Description Robin Green 2010-08-29 09:35:47 UTC
(I couldn't find a kernel bugzilla component for LXC bugs, so I picked something that sounded vaguely related.)

gdb is unable to debug bash once the command "ls" is typed in, but only inside an LXC container (outside the container, it works). The error message from gdb is:

Couldn't write debug register: No such process

Steps to Reproduce:
1. Set up an LXC chroot containing gdb and bash (on Fedora Linux, this can be done fairly easily by installing and configuring mach and then using "mach yum install gdb bash". mach also supports apt-get.) I also installed the separate -debuginfo packages inside the container, but I don't think this matters.
2. I use the libvirt command-line tools to actually start the LXC container, because I couldn't manage to get the LXC userspace tools to create a container. Define the LXC chroot in virsh, e.g. virsh define foo.xml for some libvirt
configuration file foo.xml
3. virsh --connect lxc:/// start foo && virsh --connect lxc:/// console foo
4. export PATH=/usr/bin:$PATH
5. gdb /bin/bash
6. Type 'r' to run bash
7. Inside that bash process, type 'ls' and hit the enter key

At this point it says 
Couldn't write debug register: No such process

FYI, I get a slightly different error message if I use the Fedora kernel instead of the mainline kernel:
Waiting for child: no such process

Regarding the regression flag: I am *guessing* this is a regression, because the very similar bug that I just mentioned in the Fedora kernel tree is definitely a regression. I plan to test older and newer mainline kernel versions at a later date.
Comment 1 Robin Green 2010-08-30 08:44:01 UTC
Confirmed as regression - bug not present in 2.6.31.12.

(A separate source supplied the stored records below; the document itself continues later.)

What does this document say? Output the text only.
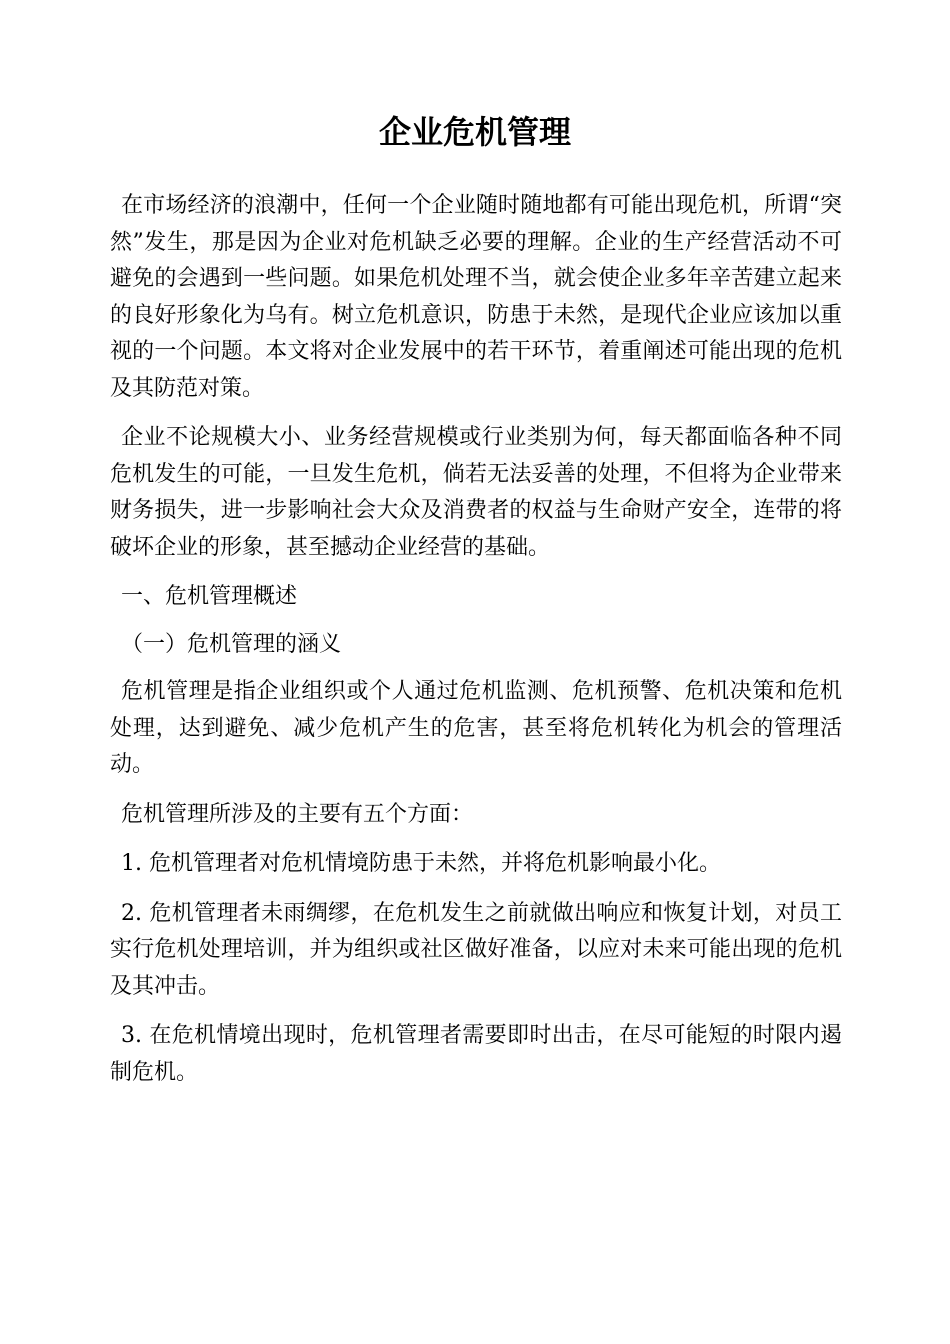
企业危机管理

在市场经济的浪潮中，任何一个企业随时随地都有可能出现危机，所谓“突然”发生，那是因为企业对危机缺乏必要的理解。企业的生产经营活动不可避免的会遇到一些问题。如果危机处理不当，就会使企业多年辛苦建立起来的良好形象化为乌有。树立危机意识，防患于未然，是现代企业应该加以重视的一个问题。本文将对企业发展中的若干环节，着重阐述可能出现的危机及其防范对策。

企业不论规模大小、业务经营规模或行业类别为何，每天都面临各种不同危机发生的可能，一旦发生危机，倘若无法妥善的处理，不但将为企业带来财务损失，进一步影响社会大众及消费者的权益与生命财产安全，连带的将破坏企业的形象，甚至撼动企业经营的基础。

一、危机管理概述

（一）危机管理的涵义

危机管理是指企业组织或个人通过危机监测、危机预警、危机决策和危机处理，达到避免、减少危机产生的危害，甚至将危机转化为机会的管理活动。

危机管理所涉及的主要有五个方面：

1. 危机管理者对危机情境防患于未然，并将危机影响最小化。

2. 危机管理者未雨绸缪，在危机发生之前就做出响应和恢复计划，对员工实行危机处理培训，并为组织或社区做好准备，以应对未来可能出现的危机及其冲击。

3. 在危机情境出现时，危机管理者需要即时出击，在尽可能短的时限内遏制危机。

Bug still present in 2.6.35.4.
Comment 2 Robin Green 2010-08-30 08:57:29 UTC
OK, I will now use git bisect to try and find the patch responsible.
Comment 3 Robin Green 2010-09-01 09:31:32 UTC
According to git bisect, this bug was introduced by commit:

24f1e32c60c45c89a997c73395b69c8af6f0a84e

see http://git.kernel.org/?p=linux/kernel/git/torvalds/linux-2.6.git;a=commit;h=24f1e32c60c45c89a997c73395b69c8af6f0a84e
Comment 4 Frederic Weisbecker 2010-09-08 21:02:44 UTC
Thanks for your report.

This might be related to badly handled pid namespaces from breakpoint
code. I'll try to to get that fixed soon, once I'll manage to get
that lxc environment running...
Comment 5 Andrew Morton 2010-09-23 22:39:41 UTC
ping?
Comment 6 Frederic Weisbecker 2010-09-23 22:47:55 UTC
(In reply to comment #5)
> ping?

The fix is now upstream:

http://git.kernel.org/?p=linux/kernel/git/torvalds/linux-2.6.git;a=commitdiff;h=068e35eee9ef98eb4cab55181977e24995d273be

And is tagged for backport as well. I guess the ticket can be closed now.